1.2.7 还原糖含量的测定:采用3,5-二硝基水杨酸法(王健壮等 2008)。配置5.0mg/mL的待测样品溶液,取1mL加入试管,再加入3.0mL DNS试剂,摇匀后沸水浴5min,取出后冰浴冷却,加蒸馏水定容至25mL,混匀后在520nm处测吸光值。每组3个平行,还原糖含量由葡萄糖标准曲线获得。
1.2.8 多糖含量及纯度的测定:多糖含量(%)=(总糖含量-还原糖含量)×100;多糖纯度(%)=(多糖含量/多糖提取物干重)×100。

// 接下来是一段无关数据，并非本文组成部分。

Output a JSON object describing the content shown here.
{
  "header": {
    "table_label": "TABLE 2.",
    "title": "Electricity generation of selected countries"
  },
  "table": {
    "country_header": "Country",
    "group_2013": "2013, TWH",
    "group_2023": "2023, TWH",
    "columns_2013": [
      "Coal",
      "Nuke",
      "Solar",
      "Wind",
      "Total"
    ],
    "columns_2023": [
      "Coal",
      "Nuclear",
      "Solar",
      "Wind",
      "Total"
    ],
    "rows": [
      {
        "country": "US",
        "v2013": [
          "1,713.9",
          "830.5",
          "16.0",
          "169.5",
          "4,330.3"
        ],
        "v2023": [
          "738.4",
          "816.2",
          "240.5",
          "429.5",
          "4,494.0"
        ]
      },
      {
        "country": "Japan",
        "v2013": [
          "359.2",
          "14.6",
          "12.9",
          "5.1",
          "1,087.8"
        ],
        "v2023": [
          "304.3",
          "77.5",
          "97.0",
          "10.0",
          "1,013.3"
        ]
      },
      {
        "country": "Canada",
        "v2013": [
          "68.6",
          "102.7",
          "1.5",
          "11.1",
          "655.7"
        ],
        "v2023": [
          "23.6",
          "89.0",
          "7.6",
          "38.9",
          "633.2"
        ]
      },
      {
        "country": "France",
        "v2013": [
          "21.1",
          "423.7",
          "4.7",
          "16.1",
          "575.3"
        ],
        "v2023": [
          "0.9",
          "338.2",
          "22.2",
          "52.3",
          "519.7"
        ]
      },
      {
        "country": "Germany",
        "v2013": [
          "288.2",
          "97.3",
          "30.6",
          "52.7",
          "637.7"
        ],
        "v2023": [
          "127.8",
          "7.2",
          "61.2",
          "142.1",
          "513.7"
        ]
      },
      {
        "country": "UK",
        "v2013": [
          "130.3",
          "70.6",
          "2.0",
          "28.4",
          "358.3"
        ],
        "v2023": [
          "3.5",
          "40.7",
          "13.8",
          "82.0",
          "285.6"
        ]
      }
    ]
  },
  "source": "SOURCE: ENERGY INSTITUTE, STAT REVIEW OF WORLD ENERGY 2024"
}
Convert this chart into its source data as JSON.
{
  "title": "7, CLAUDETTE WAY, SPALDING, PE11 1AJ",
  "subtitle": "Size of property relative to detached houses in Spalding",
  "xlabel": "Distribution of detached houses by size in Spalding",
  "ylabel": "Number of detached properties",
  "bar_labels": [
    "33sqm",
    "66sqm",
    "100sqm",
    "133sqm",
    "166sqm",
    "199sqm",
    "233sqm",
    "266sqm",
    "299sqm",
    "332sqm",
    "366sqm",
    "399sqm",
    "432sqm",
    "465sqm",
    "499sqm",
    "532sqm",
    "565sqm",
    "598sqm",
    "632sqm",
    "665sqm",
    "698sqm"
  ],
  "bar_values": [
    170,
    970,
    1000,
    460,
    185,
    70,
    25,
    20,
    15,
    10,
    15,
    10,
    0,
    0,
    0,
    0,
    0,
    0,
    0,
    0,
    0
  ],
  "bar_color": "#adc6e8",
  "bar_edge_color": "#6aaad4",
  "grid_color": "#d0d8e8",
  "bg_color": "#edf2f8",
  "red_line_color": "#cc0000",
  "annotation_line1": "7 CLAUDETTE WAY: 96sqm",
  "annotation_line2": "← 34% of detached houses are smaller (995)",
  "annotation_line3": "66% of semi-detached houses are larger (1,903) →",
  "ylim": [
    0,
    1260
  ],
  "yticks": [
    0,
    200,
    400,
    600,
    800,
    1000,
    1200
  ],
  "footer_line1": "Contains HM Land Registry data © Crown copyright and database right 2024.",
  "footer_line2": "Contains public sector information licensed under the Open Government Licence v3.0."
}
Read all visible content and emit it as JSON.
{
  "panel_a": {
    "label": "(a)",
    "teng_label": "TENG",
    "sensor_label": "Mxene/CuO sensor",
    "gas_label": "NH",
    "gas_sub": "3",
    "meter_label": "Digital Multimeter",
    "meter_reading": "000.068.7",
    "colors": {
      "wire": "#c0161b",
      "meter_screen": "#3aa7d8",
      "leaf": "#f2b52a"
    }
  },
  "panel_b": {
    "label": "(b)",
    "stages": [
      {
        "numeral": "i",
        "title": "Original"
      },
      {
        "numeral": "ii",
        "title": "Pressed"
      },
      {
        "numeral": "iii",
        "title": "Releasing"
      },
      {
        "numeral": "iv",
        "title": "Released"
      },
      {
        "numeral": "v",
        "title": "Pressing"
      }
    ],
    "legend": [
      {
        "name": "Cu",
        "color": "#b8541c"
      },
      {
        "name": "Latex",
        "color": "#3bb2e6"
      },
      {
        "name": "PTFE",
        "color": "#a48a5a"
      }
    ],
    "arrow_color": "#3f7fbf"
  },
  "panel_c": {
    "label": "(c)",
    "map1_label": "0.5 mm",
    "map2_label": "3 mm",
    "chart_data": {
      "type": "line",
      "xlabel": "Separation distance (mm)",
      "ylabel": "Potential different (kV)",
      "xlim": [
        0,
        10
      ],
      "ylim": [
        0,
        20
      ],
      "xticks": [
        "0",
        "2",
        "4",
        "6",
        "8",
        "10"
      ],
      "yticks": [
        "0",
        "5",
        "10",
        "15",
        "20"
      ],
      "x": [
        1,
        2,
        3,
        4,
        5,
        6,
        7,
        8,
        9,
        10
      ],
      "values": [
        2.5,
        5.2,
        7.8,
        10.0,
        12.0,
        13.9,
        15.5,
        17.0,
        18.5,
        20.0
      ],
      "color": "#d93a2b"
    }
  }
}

1.2.9 蛋白质、脂肪、水分含量测定:蛋白质含量测定采用考马斯亮蓝法(Baradford 1976)。将牛血清蛋白配置成0.1mg/mL的标准溶液,吸取标准液0、0.2、0.4、0.6、0.8、1.0mL于试管中,加入蒸馏水至1.0mL,后加入考马斯亮蓝溶液5.0mL,混匀静置,于595nm测吸光值,绘制标曲。按照上述操作测定样品溶液(2.0mg/mL)蛋白质含量,结果由标曲得出。
脂肪含量依照GB/T 15647-2009分析测定;水分含量依照GB/T 6435-2014分析测定。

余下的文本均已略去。